The findings were released as United Nations experts began to investigate the repression, in which about 160 people were killed. The crackdown has drawn widespread condemnation and brought sanctions against the ruling military junta.
“We have recorded 100 cases of rape against women committed September 28 and the two days that followed,” said Thierno Maadjou Sow, president of the Guinean Organisation of Human Rights, which is working with the UN investigators.

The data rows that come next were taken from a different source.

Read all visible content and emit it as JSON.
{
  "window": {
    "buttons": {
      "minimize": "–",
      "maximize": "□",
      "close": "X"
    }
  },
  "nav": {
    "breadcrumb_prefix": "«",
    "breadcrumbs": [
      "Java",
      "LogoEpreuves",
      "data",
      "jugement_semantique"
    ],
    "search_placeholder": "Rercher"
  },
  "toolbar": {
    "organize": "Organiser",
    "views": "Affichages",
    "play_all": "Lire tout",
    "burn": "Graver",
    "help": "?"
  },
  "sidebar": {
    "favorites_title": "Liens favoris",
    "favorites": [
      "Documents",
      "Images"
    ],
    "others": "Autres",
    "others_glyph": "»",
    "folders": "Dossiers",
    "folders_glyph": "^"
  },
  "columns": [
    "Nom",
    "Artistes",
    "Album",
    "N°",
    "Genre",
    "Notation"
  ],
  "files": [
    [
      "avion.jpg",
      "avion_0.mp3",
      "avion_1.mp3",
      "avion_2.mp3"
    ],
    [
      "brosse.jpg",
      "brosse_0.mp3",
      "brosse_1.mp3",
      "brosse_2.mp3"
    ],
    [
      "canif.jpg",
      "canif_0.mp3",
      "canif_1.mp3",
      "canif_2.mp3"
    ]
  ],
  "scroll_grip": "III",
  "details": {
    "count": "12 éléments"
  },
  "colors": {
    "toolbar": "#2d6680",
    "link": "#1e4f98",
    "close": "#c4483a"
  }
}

“Most were schoolchildren, students, businesswomen, teachers, even journalists.”
The organisation had found evidence that 20 victims were taken from a medical clinic to secret locations where they were drugged and raped repeatedly.
Three U.N. experts arrived in the West African nation, the world's top supplier of aluminum ore bauxite, on Wednesday to investigate the crackdown in which security forces used guns, steel pipes and knives on unarmed demonstrators gathered in a Conakry stadium.
Witnesses have said some soldiers violated women using gunbarrels and bayonets.
The demonstrators were protesting against the junta, whose leader Captain Musa Dadis Camara stepped back from a promise to opt out of elections intended to restore civilian rule.
The former soldier came to power in a coup in December following the death of strongman President Lansana Conte, briefly enjoying popularity among Guineans hopeful for a less ruthless regime.
International efforts to stave off new violence in the country have been complicated by reports Camara has hired foreign mercenaries to train a force to secure his place in power.
Sow said the UN investigation could be hampered by fear among witnesses of retribution if they cooperate.
“Many of the raped women have already been interviewed but today some of them are so fearful that we wonder how they will react,” Sow said.
Camara and his junta allies have faced condemnation from African neighbours, Washington and Brussels, and were hit by travel bans, freezes on foreign bank accounts and an arms embargo.